Perpetual Bonds Increasing in Popularity(0)
Perpetual Bonds Becoming Ever More Popular
Perpetual bonds are popularly being issued by the local banks. Surplus liquidity is a benign outlook for interest rates and the shortage of profitable investment avenues for institutional investors has impelled plenty of interest in such debt offerings.
A perpetual bond has no maturity date and investors keep getting coupon payments all through the instrument’s life. The issuer is under no obligation to redeem them.
Bank of India and Punjab National Bank came into the market with perpetual bonds some time back and saw taking up of half the issues on the day it opened. PNB is hoping to raise an amount of Rs 5000 million through these bonds. Bank of India will hope to get about Rs 4000 million. A coupon rate of 10.4% is offered by PNB with a call option of 10 years.
Bank of India bonds are priced to yield 10.55%, and have a call option after 10 years. There will be an increase of 50 basis points on the coupon rate if the call option is used. Both of them have a mark-up of 50 basis points. Normally bank has to shell out a premium of 50-70 basis points over the yield provided by corporate bonds with similar intention.
Banks typically launch perpetual bonds during surplus liquidity in the system to enjoy the appetite available for these instruments. Banks run by the state take the alternative of raising capital in this form as some fund raising options that are by way of equity dilution may not be in agreement with the owner, i.e. the government.
According to a senior official of FIMMDA or Fixed Income Money Market and Dealers Association, which gets the participants in the fixed income, derivatives segment and money market and together, perpetual bonds do not draw the regular regulatory requirements and with a long tenor would surely deserve coupon rates over 10%.
Regional head and director of StanChart capital markets, South Asia, Prakash Subramanian said that till some time back perpetual bonds were not attracting investors, but lately have generated plenty of interest even from the trading viewpoint. Most of these issues are subscribed by banks. These bonds can be considered as value-buying as they can sell them to provident funds or insurance companies later.

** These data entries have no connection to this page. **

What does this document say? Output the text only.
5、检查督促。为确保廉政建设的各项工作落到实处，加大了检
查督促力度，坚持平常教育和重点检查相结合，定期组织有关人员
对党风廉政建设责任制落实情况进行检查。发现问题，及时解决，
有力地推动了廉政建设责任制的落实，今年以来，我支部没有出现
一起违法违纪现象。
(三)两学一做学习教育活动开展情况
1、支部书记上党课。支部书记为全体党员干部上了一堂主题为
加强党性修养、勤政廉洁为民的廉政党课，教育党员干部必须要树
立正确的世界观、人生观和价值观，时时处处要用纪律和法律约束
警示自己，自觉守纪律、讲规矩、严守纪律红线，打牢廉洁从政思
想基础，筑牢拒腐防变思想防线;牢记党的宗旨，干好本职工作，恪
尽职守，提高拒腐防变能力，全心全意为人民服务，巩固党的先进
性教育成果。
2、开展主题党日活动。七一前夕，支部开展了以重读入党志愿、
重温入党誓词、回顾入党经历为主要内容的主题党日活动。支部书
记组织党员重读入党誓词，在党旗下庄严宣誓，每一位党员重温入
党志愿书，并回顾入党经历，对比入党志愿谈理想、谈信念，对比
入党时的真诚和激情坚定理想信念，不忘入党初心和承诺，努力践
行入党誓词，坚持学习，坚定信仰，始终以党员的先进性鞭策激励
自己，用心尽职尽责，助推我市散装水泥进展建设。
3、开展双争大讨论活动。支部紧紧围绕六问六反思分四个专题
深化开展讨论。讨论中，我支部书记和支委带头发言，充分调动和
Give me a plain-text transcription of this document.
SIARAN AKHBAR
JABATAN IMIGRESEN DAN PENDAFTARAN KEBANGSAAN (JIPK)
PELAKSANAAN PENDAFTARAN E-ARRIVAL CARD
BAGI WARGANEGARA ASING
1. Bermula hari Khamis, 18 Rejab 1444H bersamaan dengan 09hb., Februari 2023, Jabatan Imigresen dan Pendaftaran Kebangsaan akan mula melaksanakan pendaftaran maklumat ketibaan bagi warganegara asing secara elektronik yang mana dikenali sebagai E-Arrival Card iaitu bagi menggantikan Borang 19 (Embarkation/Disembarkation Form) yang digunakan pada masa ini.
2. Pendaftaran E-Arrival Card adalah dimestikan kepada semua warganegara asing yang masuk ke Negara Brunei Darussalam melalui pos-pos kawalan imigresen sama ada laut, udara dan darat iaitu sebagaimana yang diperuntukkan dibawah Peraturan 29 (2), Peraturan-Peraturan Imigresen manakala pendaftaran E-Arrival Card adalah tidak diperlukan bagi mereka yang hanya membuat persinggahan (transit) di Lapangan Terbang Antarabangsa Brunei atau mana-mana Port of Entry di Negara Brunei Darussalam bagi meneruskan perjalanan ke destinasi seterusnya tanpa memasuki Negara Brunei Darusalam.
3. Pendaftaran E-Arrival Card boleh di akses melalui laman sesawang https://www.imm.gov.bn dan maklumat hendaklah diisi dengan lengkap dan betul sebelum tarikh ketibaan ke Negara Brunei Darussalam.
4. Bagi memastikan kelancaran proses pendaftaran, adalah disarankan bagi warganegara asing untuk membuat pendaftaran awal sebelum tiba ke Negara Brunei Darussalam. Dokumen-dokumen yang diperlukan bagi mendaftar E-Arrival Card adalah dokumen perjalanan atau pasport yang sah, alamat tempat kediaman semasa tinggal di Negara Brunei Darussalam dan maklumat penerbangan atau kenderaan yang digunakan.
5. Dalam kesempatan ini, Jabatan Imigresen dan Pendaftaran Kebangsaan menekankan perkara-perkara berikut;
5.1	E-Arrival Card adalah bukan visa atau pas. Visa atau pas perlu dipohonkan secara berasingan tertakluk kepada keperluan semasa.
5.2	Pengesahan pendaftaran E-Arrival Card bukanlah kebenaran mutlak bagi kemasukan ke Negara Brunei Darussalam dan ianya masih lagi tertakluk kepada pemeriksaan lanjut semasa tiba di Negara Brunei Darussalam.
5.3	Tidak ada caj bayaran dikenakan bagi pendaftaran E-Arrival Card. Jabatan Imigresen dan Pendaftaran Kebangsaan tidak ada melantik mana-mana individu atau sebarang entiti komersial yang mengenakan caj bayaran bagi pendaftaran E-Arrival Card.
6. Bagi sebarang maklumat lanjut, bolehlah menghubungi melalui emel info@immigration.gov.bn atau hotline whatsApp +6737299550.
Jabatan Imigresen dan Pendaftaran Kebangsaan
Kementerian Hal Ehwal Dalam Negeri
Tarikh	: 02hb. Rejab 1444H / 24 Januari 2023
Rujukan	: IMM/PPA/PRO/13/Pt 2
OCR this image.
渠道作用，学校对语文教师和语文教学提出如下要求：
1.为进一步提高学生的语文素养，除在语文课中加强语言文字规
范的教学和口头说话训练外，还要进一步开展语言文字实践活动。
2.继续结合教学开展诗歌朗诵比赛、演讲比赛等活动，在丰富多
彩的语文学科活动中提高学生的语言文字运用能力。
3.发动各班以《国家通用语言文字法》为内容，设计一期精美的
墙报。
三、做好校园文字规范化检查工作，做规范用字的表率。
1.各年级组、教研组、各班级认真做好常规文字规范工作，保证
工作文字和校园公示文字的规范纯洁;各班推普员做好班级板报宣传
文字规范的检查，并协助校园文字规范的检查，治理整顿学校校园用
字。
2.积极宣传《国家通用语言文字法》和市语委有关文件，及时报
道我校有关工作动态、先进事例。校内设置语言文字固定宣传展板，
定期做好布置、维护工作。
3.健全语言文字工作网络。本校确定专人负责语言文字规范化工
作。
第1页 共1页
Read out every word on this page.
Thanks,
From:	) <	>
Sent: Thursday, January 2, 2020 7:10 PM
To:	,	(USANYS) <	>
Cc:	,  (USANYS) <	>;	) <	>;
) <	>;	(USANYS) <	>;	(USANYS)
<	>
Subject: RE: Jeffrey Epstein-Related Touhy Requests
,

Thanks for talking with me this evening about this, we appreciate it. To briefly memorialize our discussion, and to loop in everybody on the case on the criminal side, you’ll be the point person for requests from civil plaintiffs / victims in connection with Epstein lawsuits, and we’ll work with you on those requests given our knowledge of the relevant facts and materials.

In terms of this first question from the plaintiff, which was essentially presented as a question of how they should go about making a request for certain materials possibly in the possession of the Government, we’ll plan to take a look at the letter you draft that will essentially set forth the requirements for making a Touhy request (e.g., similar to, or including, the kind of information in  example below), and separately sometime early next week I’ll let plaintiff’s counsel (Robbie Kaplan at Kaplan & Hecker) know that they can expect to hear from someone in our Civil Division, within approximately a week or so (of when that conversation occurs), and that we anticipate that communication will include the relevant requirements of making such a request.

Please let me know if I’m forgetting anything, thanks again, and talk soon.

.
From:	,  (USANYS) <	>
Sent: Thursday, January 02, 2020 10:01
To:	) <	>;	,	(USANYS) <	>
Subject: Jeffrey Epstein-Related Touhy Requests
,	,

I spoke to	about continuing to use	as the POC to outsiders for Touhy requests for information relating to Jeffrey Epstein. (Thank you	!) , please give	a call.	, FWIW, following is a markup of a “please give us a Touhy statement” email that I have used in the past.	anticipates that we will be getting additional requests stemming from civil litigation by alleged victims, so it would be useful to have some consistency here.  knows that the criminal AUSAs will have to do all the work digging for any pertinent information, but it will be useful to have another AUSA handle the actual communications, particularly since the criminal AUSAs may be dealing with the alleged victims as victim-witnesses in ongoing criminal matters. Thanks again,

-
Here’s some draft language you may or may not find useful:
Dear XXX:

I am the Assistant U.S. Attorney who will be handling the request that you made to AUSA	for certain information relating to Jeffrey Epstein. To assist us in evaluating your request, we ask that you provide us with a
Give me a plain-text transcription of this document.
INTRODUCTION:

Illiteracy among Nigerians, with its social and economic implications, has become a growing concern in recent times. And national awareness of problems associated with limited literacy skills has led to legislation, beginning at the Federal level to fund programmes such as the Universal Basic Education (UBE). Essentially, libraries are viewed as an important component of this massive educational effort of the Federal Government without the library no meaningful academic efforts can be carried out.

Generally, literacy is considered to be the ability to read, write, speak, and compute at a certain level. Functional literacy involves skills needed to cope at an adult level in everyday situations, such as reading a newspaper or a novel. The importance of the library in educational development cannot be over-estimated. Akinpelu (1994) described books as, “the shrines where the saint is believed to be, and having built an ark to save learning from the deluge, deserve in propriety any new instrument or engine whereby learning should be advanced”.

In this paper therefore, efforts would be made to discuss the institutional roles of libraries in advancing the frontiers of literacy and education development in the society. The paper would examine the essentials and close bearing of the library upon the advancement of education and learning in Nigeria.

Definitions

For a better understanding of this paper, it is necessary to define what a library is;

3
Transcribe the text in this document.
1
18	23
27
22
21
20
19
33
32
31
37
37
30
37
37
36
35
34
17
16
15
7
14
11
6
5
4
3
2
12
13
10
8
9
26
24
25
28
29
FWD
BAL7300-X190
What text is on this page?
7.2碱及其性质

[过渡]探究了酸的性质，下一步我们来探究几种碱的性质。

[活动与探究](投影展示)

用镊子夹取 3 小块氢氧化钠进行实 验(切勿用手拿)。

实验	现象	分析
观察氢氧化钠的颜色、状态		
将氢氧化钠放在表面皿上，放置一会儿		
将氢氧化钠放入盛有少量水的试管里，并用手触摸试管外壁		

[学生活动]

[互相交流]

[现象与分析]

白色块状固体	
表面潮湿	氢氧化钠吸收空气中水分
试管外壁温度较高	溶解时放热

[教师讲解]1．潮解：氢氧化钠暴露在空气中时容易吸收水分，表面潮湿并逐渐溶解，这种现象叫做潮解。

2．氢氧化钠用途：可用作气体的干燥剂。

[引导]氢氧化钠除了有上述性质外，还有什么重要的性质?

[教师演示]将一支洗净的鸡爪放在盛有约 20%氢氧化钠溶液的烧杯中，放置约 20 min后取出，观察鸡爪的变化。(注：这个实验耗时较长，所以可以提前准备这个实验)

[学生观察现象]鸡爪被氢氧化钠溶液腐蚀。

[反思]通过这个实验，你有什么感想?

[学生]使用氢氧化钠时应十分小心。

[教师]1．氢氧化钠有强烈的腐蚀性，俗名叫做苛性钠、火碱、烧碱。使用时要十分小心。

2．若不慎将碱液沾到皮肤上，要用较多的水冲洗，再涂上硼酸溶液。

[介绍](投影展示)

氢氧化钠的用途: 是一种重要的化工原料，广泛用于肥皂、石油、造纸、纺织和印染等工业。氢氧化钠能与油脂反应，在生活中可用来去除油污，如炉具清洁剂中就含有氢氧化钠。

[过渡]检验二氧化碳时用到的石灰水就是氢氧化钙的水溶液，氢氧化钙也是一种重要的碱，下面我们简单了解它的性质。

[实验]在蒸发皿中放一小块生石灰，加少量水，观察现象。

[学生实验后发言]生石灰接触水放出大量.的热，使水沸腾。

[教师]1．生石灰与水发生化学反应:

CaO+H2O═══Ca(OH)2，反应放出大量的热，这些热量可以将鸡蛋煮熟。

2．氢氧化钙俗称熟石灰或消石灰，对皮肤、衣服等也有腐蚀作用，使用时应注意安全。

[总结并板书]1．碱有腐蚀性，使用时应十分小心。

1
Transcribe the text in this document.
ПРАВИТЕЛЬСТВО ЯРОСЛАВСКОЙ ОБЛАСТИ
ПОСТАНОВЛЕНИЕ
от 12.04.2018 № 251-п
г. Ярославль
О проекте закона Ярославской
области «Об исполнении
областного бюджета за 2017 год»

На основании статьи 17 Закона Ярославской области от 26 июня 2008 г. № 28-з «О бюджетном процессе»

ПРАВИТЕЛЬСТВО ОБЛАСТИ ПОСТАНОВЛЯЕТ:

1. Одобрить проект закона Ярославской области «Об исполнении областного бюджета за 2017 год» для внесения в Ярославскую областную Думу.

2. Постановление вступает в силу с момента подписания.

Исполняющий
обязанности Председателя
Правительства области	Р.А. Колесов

It is interesting by half the PNB and BoI bond programmes are pledge by fellow banks. They are the state-owned banks including Allahabad Bank, Corporation Bank, Bank of Maharashtra with their MNC equivalents like HSBC, Deutsche Bank, Barclays and StanChart. Rest of the investors are mutual funds accounts and insurance companies. Treasury officials feel that now we are seeing a buyers’ market for perpetual bonds. With the coming off of corporate bond yields, bond traders don’t see much interest in government bonds and rates offered on bulk deposits and certificates of deposits are also heading southwards.
Currently the money market is flooded with surplus cash flows bring a fall in bond yields. Loans rates are still high even after high liquidity situation which has resulted into a wide gap between interest rates and bond yields.